Un aparte sobre El hombre que amaba a los perros

Félix Luis Viera

El hombre que amaba a los perros

Leonardo Padura
Tusquets, 2011

 

El hombre que amaba a los perrosEsta novela Leonardo Padura demuestra, con creces, aquella aseveración de que la creación literaria puede ser la crónica más fehaciente y necesaria de una época, un suceso, un devenir histórico. La historiografía no está apta para ir al detalle, al cosmos y al microcosmos vital de lo antes relacionado. Desde hace mucho tiempo no pocos políticos y politólogos han proclamado haber aprendido más de un pasado determinado, con la narrativa de ficción que con los textos de historia.

El hombre que amaba a los perros se aviene con la máxima a la que se suman no pocos autores de que una novela son muchas novelas, que la novela, a diferencia del cuento, gana y se resuelve por acumulación. Si bien, es cierto, hay obras de un solo plano, breves, que han trascendido por sus excelentes bondades artísticas.

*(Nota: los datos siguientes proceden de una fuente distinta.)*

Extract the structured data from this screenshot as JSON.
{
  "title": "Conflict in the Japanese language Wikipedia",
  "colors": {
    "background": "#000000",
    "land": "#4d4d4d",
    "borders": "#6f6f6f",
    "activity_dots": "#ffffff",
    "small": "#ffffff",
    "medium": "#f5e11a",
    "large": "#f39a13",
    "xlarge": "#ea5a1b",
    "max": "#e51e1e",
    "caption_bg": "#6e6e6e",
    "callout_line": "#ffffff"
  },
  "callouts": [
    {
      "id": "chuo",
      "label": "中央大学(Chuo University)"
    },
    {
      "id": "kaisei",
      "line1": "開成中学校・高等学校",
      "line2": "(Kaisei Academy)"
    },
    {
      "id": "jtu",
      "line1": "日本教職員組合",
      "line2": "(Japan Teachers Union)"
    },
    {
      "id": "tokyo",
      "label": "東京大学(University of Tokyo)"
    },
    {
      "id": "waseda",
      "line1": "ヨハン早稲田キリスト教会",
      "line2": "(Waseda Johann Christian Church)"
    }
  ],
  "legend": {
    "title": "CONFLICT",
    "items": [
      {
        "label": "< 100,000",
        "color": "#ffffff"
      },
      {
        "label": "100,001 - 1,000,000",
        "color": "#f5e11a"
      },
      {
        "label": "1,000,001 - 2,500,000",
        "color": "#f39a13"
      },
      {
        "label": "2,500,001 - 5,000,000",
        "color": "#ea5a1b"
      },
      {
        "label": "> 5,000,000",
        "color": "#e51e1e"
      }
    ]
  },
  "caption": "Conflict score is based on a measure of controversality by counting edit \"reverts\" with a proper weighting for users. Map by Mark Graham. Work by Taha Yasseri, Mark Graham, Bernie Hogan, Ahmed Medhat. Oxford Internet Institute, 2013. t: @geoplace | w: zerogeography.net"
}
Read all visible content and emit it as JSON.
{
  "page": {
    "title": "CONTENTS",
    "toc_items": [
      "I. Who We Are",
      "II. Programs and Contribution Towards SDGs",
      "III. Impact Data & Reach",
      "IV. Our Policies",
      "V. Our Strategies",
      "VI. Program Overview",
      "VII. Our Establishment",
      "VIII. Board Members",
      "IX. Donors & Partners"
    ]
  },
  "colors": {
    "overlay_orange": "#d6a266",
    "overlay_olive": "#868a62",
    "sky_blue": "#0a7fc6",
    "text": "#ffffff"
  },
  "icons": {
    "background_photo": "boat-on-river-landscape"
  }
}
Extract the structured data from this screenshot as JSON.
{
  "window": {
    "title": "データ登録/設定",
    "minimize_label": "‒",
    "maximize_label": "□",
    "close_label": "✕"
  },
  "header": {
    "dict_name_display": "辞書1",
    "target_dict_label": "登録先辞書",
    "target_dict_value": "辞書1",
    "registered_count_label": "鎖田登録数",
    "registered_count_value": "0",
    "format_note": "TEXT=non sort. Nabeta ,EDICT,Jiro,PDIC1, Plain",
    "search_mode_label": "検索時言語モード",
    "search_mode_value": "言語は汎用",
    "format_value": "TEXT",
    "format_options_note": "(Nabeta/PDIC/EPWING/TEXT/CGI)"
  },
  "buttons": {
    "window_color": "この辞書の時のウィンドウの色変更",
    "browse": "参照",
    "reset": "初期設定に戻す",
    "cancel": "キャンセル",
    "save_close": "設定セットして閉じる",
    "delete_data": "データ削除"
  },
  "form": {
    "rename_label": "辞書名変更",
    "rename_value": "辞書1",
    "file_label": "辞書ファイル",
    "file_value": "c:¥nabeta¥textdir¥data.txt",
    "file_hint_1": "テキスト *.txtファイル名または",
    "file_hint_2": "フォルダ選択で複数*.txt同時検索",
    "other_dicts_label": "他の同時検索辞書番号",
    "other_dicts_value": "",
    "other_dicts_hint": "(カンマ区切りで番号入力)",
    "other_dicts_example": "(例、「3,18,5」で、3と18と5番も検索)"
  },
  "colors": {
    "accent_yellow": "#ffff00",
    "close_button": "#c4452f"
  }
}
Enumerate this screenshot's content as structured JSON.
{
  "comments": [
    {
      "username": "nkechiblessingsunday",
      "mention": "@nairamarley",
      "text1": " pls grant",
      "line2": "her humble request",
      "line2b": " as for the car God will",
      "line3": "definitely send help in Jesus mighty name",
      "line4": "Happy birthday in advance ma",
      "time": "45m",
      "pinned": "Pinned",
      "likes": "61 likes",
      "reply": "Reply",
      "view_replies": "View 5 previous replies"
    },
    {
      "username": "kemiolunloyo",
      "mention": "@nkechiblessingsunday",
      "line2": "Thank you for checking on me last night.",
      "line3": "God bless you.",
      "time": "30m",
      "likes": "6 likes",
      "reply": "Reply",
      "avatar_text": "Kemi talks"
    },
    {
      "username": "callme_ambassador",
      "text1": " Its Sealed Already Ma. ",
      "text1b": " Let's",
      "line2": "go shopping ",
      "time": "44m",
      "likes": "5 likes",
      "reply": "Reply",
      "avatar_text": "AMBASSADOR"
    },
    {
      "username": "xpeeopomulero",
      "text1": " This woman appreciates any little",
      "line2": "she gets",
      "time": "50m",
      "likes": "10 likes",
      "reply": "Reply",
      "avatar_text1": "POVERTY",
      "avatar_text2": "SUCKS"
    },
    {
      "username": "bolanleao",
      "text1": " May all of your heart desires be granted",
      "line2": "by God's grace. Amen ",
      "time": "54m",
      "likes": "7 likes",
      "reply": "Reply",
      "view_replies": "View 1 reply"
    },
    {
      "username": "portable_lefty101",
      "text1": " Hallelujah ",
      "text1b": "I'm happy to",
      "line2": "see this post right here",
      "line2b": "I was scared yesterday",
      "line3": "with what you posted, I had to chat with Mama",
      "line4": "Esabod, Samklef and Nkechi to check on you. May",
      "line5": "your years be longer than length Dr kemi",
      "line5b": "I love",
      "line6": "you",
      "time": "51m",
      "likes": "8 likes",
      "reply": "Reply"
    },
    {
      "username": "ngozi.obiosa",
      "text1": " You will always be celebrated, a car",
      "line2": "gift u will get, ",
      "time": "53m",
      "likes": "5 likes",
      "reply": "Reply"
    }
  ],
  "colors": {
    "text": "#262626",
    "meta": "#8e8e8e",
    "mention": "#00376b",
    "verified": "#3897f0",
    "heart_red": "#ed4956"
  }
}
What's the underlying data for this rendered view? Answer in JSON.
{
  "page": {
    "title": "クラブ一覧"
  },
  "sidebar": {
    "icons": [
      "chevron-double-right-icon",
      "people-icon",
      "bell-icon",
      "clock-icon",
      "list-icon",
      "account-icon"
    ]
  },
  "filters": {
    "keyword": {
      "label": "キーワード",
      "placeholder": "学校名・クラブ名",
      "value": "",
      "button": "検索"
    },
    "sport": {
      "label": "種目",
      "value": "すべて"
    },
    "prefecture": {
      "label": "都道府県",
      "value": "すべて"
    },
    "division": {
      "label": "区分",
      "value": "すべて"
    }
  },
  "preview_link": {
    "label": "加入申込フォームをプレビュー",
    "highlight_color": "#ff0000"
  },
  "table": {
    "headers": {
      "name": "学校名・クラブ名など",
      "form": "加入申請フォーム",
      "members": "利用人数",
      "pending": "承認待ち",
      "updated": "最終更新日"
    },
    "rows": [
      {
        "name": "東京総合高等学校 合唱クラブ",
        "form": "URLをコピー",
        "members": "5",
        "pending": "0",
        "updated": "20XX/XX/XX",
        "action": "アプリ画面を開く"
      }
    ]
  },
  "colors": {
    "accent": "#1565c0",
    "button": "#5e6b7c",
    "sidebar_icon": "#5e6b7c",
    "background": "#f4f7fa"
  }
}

Esta novela de Leonardo Padura es un paradigma en cuanto a la exposición de elementos, de devenires de una etapa que convulsionó al mundo, que lo escindió entre dos grandes ánimos totalitarios sangrientos, el nazismo y el estalinismo. La fragua en donde se coció el asesinato de León Trotski resulta sólo el epicentro de un todo histórico que abarca casi un siglo y se desarrolla en varios países, con sus identidades, ideologías, raigambres sabiamente expuestas. A lo largo de esta obra se constata que el autor debió de llevar a cabo una labor monumental para recabar datos, testimonios, pareceres. Pero esto nada hubiese sido si la capacidad creadora de Padura no hubiera conseguido darle una enorme credibilidad —y verosimilitud de ficción, que eso es otra cosa— a El hombre que amaba los perros. Y lo más difícil quizá: amenidad.

He leído algunos comentarios que recriminan a la novela en cuestión por un lenguaje poco creativo. Cierto es que en El hombre que amaba a los perros    el lenguaje es manso, y que aquí y allá nos hallamos frases convencionales. Pero no podía ser de otra manera: la estructura de la novela no resistiría otro lenguaje que no fuera el escogido. En una narración como ésta resulta imposible —hasta hoy—valerse de un lenguaje de pirotecnia, digamos, asumido por tal cantidad de personajes de diversas filiaciones e idiosincrasias. Sencillamente sería imposible, y fallido estéticamente si se intentara. Nótese, para calzar esta observación, que el autor comienza cada capítulo con introducciones más bien largas, de tono neutral, y que la novela avanza a grandes zancadas en cuanto al tiempo narrado. De modo que, siendo así, se suma otro argumento de que, de ningún modo, cabría una especulación lingüística.

A quienes amamos la literatura escrita por cubanos nos debe estimular el reconocimiento internacional que va alcanzando El hombre que amaba a los perros. Y a quienes amamos al lector cubano residente en la Isla, regocijarnos de que aquéllos hayan tenido la oportunidad, gracias a la anuencia del Instituto Cubano del Libro, de tener libre acceso a un portento de nuestras letras.